Sleep vs. Exercise
Increasing evidence suggests that hitting the gym at the expense of sleep could be causing more harm than good. With a lack of sleep contributing to everything from an increased appetite to a slower metabolism and reduced cell recovery, could building in extra bed-time be the secret to a better body?
Sleep is the platform on which a healthy mind and body stand. From the immune system to energy levels, mental state, appetite and dozens of other health variables, if that base is unsettled then your health will suffer.
What does the research say?
Research has shown that when sleep is compromised, not only is it harder to stick to a healthy diet, but it will lead to low energy levels as well as a lack of stamina, both of which are essential elements required to complete that intensive workout.

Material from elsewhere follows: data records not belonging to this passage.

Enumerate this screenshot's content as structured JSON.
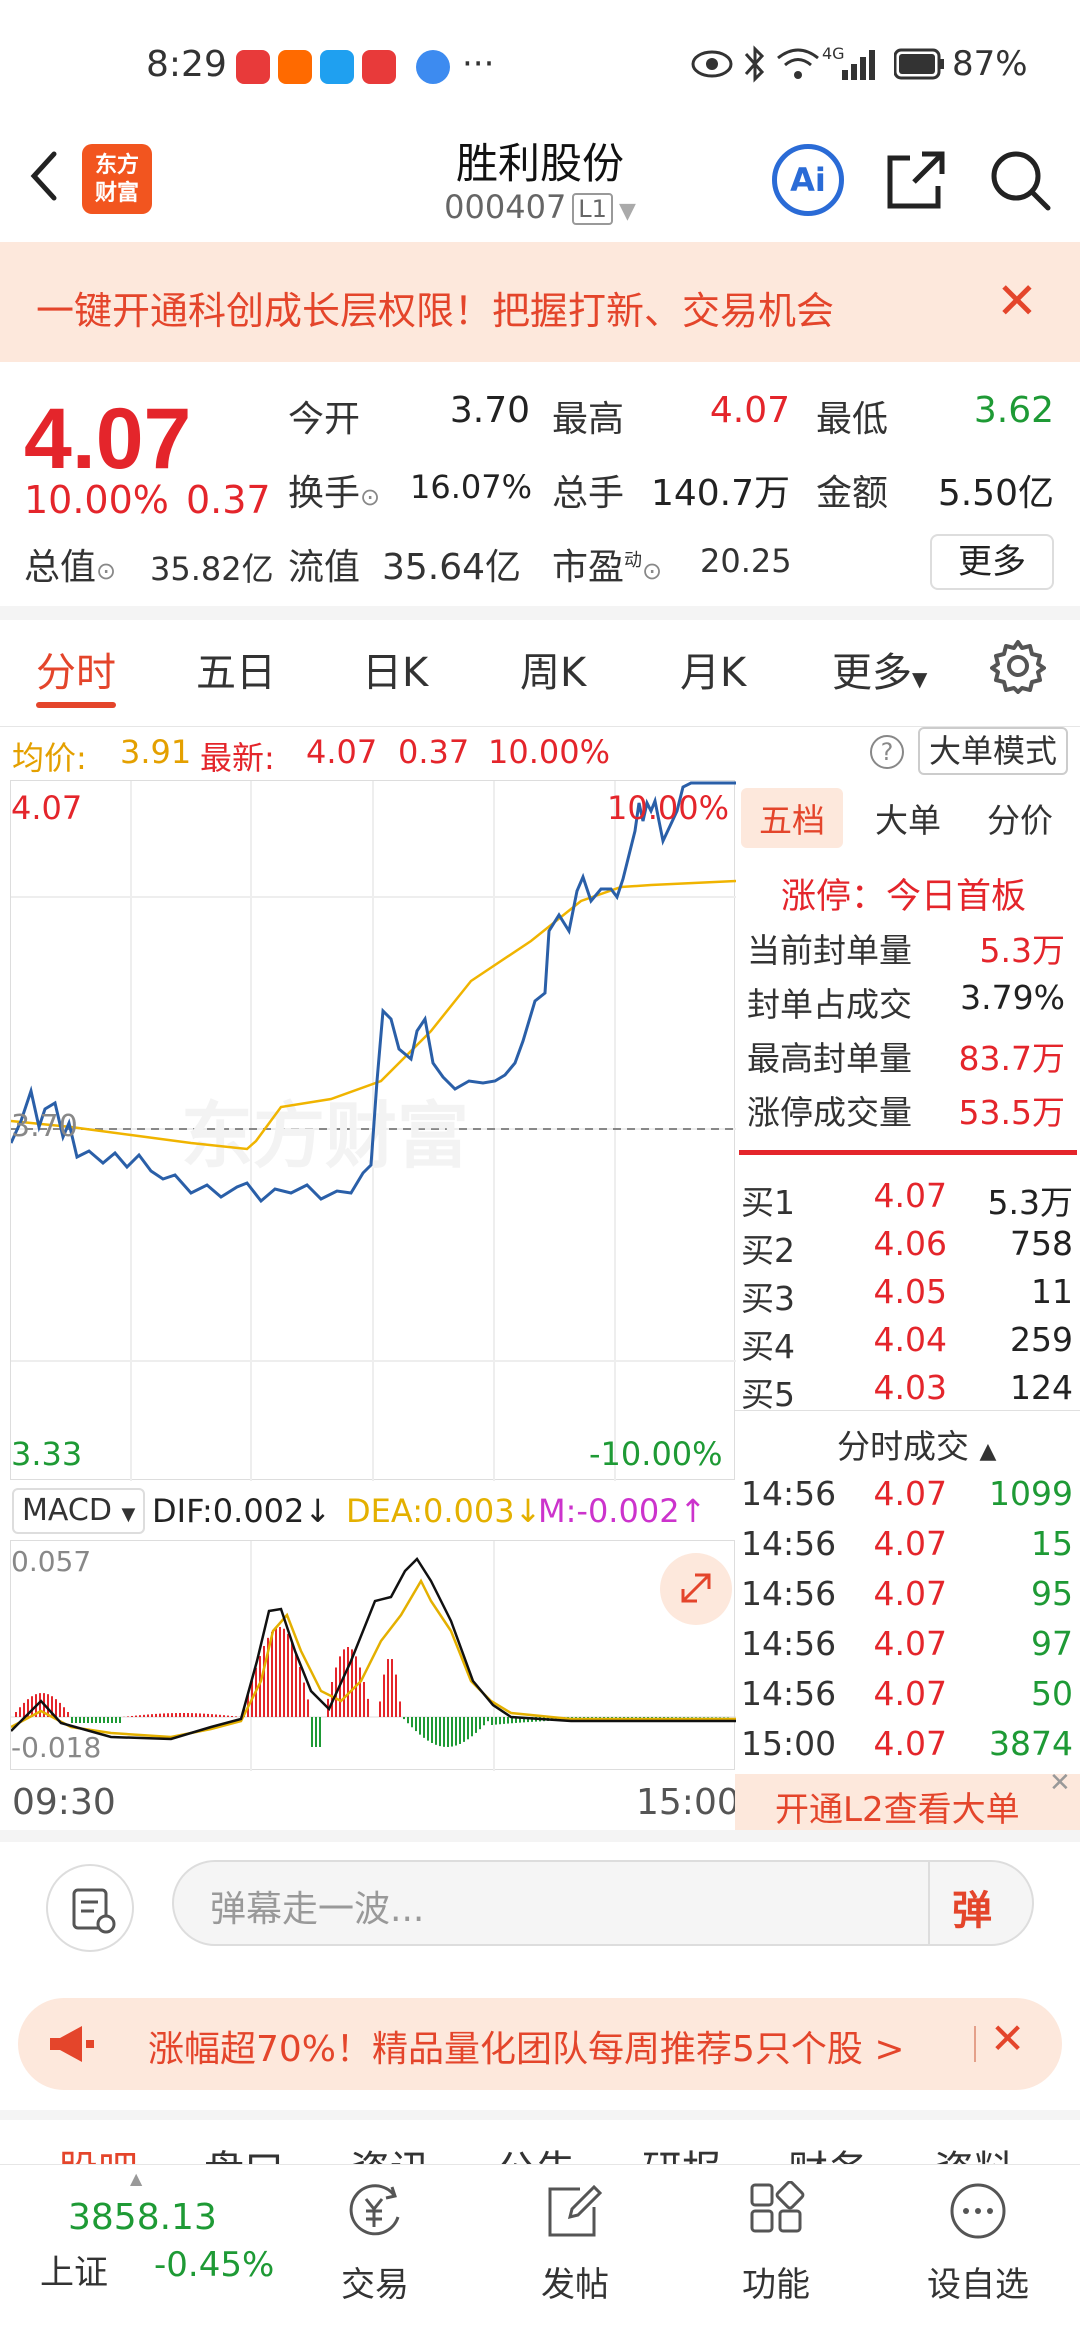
{
  "status": {
    "time": "8:29",
    "more": "···",
    "network": "4G",
    "battery": "87%"
  },
  "header": {
    "title": "胜利股份",
    "code": "000407",
    "level": "L1",
    "ai": "Ai",
    "logo_line1": "东方",
    "logo_line2": "财富"
  },
  "banner": {
    "text": "一键开通科创成长层权限！把握打新、交易机会"
  },
  "quote": {
    "price": "4.07",
    "pct": "10.00%",
    "chg": "0.37",
    "open_label": "今开",
    "open": "3.70",
    "high_label": "最高",
    "high": "4.07",
    "low_label": "最低",
    "low": "3.62",
    "turnover_label": "换手",
    "turnover": "16.07%",
    "vol_label": "总手",
    "vol": "140.7万",
    "amount_label": "金额",
    "amount": "5.50亿",
    "mktcap_label": "总值",
    "mktcap": "35.82亿",
    "float_label": "流值",
    "float": "35.64亿",
    "pe_label": "市盈",
    "pe_sup": "动",
    "pe": "20.25",
    "more": "更多"
  },
  "tabs": [
    "分时",
    "五日",
    "日K",
    "周K",
    "月K",
    "更多"
  ],
  "infoline": {
    "avg_label": "均价:",
    "avg": "3.91",
    "latest_label": "最新:",
    "latest": "4.07",
    "chg": "0.37",
    "pct": "10.00%",
    "mode": "大单模式"
  },
  "chart_data": {
    "type": "line",
    "y_top": "4.07",
    "y_top_pct": "10.00%",
    "y_bottom": "3.33",
    "y_bottom_pct": "-10.00%",
    "y_mid": "3.70",
    "x_start": "09:30",
    "x_end": "15:00",
    "watermark": "东方财富"
  },
  "macd": {
    "name": "MACD",
    "dif": "DIF:0.002",
    "dea": "DEA:0.003",
    "m": "M:-0.002",
    "top": "0.057",
    "bottom": "-0.018"
  },
  "right": {
    "tabs": [
      "五档",
      "大单",
      "分价"
    ],
    "limit_title": "涨停：今日首板",
    "stats": [
      {
        "l": "当前封单量",
        "v": "5.3万"
      },
      {
        "l": "封单占成交",
        "v": "3.79%"
      },
      {
        "l": "最高封单量",
        "v": "83.7万"
      },
      {
        "l": "涨停成交量",
        "v": "53.5万"
      }
    ],
    "bids": [
      {
        "l": "买1",
        "p": "4.07",
        "v": "5.3万"
      },
      {
        "l": "买2",
        "p": "4.06",
        "v": "758"
      },
      {
        "l": "买3",
        "p": "4.05",
        "v": "11"
      },
      {
        "l": "买4",
        "p": "4.04",
        "v": "259"
      },
      {
        "l": "买5",
        "p": "4.03",
        "v": "124"
      }
    ],
    "ticks_title": "分时成交",
    "ticks": [
      {
        "t": "14:56",
        "p": "4.07",
        "v": "1099"
      },
      {
        "t": "14:56",
        "p": "4.07",
        "v": "15"
      },
      {
        "t": "14:56",
        "p": "4.07",
        "v": "95"
      },
      {
        "t": "14:56",
        "p": "4.07",
        "v": "97"
      },
      {
        "t": "14:56",
        "p": "4.07",
        "v": "50"
      },
      {
        "t": "15:00",
        "p": "4.07",
        "v": "3874"
      }
    ],
    "l2": "开通L2查看大单"
  },
  "chat": {
    "placeholder": "弹幕走一波...",
    "send": "弹"
  },
  "ad": {
    "text": "涨幅超70%！精品量化团队每周推荐5只个股 >"
  },
  "bottomtabs": [
    "股吧",
    "盘口",
    "资讯",
    "公告",
    "研报",
    "财务",
    "资料"
  ],
  "nav": {
    "index_value": "3858.13",
    "index_name": "上证",
    "index_pct": "-0.45%",
    "items": [
      "交易",
      "发帖",
      "功能",
      "设自选"
    ]
  }
}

Cheri Mah, a sleep medicine researcher at Stanford University, says that “when it comes to your health, there are few absolutes. But that’s not the case with sleep and exercise. You need both.” Mah goes on to say that, “not only are both necessary, but it’s difficult to get healthy doses of one without the other. Research suggests that regular physical activity is important for high-quality sleep, and high-quality sleep is important for physical performance.” But when pressed to choose one that’s more important, Mah decides on sleep. “Sleep is foundational.”
“While specific needs vary from person to person,” she says that “most of the scientific literature suggests adults need a minimum of seven hours of good sleep every night. Lots of individuals think they can operate on less, but when you test them, you find they’re not performing at their best, they just get used to feeling tired, and they think that’s the norm.”

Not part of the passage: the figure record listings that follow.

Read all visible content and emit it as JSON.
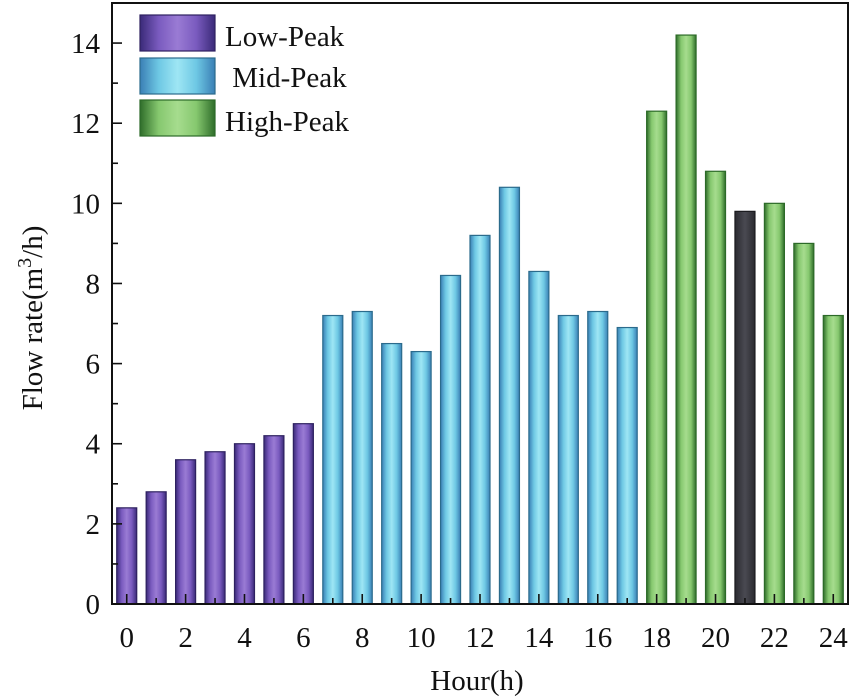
{
  "chart_data": {
    "type": "bar",
    "xlabel": "Hour(h)",
    "ylabel_main": "Flow rate(m",
    "ylabel_sup": "3",
    "ylabel_end": "/h)",
    "ylim": [
      0,
      15
    ],
    "yticks": [
      0,
      2,
      4,
      6,
      8,
      10,
      12,
      14
    ],
    "xlim": [
      -0.5,
      24.5
    ],
    "xticks": [
      0,
      2,
      4,
      6,
      8,
      10,
      12,
      14,
      16,
      18,
      20,
      22,
      24
    ],
    "legend_position": "top-left",
    "series": [
      {
        "name": "Low-Peak",
        "label_text": "Low-Peak",
        "color": "#7b5cb0",
        "edge": "#2e2160"
      },
      {
        "name": "Mid-Peak",
        "label_text": " Mid-Peak",
        "color": "#74d0e6",
        "edge": "#2b6b8c"
      },
      {
        "name": "High-Peak",
        "label_text": "High-Peak",
        "color": "#8fd07a",
        "edge": "#2c6a28"
      }
    ],
    "bars": [
      {
        "hour": 0,
        "value": 2.4,
        "series": "Low-Peak"
      },
      {
        "hour": 1,
        "value": 2.8,
        "series": "Low-Peak"
      },
      {
        "hour": 2,
        "value": 3.6,
        "series": "Low-Peak"
      },
      {
        "hour": 3,
        "value": 3.8,
        "series": "Low-Peak"
      },
      {
        "hour": 4,
        "value": 4.0,
        "series": "Low-Peak"
      },
      {
        "hour": 5,
        "value": 4.2,
        "series": "Low-Peak"
      },
      {
        "hour": 6,
        "value": 4.5,
        "series": "Low-Peak"
      },
      {
        "hour": 7,
        "value": 7.2,
        "series": "Mid-Peak"
      },
      {
        "hour": 8,
        "value": 7.3,
        "series": "Mid-Peak"
      },
      {
        "hour": 9,
        "value": 6.5,
        "series": "Mid-Peak"
      },
      {
        "hour": 10,
        "value": 6.3,
        "series": "Mid-Peak"
      },
      {
        "hour": 11,
        "value": 8.2,
        "series": "Mid-Peak"
      },
      {
        "hour": 12,
        "value": 9.2,
        "series": "Mid-Peak"
      },
      {
        "hour": 13,
        "value": 10.4,
        "series": "Mid-Peak"
      },
      {
        "hour": 14,
        "value": 8.3,
        "series": "Mid-Peak"
      },
      {
        "hour": 15,
        "value": 7.2,
        "series": "Mid-Peak"
      },
      {
        "hour": 16,
        "value": 7.3,
        "series": "Mid-Peak"
      },
      {
        "hour": 17,
        "value": 6.9,
        "series": "Mid-Peak"
      },
      {
        "hour": 18,
        "value": 12.3,
        "series": "High-Peak"
      },
      {
        "hour": 19,
        "value": 14.2,
        "series": "High-Peak"
      },
      {
        "hour": 20,
        "value": 10.8,
        "series": "High-Peak"
      },
      {
        "hour": 21,
        "value": 9.8,
        "series": "High-Peak",
        "color_override": "#3c3c44"
      },
      {
        "hour": 22,
        "value": 10.0,
        "series": "High-Peak"
      },
      {
        "hour": 23,
        "value": 9.0,
        "series": "High-Peak"
      },
      {
        "hour": 24,
        "value": 7.2,
        "series": "High-Peak"
      }
    ]
  }
}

To snooze or not to snooze?
Many sleep experts say constant snoozing disrupts the body’s circadian rhythm which will undoubtedly cause that groggy feeling. So if your plan is to do your work out early, then don’t be tempted to press the snooze button just get up at the sound of that first alarm!
So how much sleep do we really need?
This differs from person to person (some people thrive on less than five hours) but the recommended time is somewhere between seven to eight hours per night. The key is to listen to your body – if the alarm goes off at the crack of dawn and your body feels genuinely tired, with the thought of hitting the treadmill filling you with dread, head back to dreamland.

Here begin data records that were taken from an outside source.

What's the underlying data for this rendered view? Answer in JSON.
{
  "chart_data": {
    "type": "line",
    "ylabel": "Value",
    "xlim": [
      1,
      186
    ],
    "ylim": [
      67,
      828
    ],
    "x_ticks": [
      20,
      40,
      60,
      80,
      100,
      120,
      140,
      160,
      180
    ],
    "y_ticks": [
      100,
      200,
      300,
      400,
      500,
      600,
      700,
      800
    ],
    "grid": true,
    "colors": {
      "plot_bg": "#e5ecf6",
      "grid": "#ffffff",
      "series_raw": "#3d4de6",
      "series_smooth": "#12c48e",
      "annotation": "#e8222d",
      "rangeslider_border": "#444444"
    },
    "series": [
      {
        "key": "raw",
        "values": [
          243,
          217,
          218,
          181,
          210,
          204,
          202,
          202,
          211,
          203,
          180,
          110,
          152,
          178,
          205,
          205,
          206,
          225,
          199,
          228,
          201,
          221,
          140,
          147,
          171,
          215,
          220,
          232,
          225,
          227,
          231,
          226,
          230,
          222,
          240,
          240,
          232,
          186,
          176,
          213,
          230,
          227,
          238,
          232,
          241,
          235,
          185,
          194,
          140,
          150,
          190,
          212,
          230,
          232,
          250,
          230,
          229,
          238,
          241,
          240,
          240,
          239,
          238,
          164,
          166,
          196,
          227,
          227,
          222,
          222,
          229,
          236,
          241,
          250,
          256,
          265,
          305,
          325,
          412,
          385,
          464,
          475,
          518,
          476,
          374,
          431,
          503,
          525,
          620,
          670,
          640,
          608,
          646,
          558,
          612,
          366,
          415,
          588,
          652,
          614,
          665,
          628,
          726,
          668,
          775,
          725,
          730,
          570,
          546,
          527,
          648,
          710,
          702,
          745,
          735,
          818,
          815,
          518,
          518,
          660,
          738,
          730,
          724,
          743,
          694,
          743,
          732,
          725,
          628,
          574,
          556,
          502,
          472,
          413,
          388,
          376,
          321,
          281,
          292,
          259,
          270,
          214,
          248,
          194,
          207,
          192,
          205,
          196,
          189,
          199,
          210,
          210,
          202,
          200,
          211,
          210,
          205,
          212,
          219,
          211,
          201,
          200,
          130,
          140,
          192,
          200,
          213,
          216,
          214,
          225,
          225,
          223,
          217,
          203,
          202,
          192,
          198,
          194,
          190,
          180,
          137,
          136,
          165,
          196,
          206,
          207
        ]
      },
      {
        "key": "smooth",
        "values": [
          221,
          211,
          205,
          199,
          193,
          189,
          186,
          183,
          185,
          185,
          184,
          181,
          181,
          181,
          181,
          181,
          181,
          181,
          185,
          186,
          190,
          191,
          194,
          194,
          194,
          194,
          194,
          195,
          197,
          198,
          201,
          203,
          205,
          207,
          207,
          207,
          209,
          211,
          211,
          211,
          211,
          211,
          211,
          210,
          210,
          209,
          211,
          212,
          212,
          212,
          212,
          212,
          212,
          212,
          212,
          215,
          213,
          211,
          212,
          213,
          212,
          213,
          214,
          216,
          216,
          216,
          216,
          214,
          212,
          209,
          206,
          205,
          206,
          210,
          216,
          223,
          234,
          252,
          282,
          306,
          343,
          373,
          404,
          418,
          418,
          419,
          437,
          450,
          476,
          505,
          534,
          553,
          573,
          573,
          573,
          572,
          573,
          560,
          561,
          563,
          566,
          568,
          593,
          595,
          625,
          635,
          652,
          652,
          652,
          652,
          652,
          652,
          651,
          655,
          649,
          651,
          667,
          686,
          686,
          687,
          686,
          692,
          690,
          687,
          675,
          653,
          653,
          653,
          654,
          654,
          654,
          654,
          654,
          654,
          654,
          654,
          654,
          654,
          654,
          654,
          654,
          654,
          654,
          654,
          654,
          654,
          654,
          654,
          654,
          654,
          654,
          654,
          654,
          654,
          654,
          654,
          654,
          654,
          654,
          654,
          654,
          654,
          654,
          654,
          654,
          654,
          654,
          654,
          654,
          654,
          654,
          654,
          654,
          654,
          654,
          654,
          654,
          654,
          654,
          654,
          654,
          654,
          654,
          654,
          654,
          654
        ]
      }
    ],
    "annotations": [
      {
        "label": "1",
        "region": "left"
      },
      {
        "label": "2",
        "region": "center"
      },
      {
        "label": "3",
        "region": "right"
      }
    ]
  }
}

Exercising early comes with a whole host of benefits that are hard to ignore – from increased alertness and endorphins to improved sleep come bedtime. If you are reluctant to abandon your morning workout, be sure to give your body some time to wake up before exercising – try to incorporate at least 15 minutes of stretching into your routine to avoid injury and general muscle soreness.
Why is sleep so important for wellbeing?
Research shows sleep plays a major role in your overall physical and emotional health, helping your brain function, reducing your risk of chronic diseases, promoting mental well-being and boosting your immune system. Plus, studies also suggest sleep loss is associated with increased hunger and appetite (especially for fatty, high-calorie foods), linking a lack of sleep with an increased risk of obesity.
The Zing365 article on The Secret to Wellbeing may also be of interest.
Can lack of sleep affect metabolism?
Yes, and this can happen after just one night of sleep deprivation. A recent Swedish study found when a group of healthy, young male subjects stayed awake all night, their metabolic rate slowed, reducing their energy expenditure for tasks such as breathing and digestion by as much as 20% the following day. A cumulative lack of sleep will therefore undoubtedly affect the rate at which your body burns calories.
So, sleep or workout?
Unfortunately, there isn’t a ‘one size fits all’ answer as everybody is different. However, instead of sacrificing a full two hours of sleep for that marathon gym session, just focus on getting some form of exercise; a quick, high-intensity 20-30 minute workout or walking to work at a brisk pace will set you up for the day.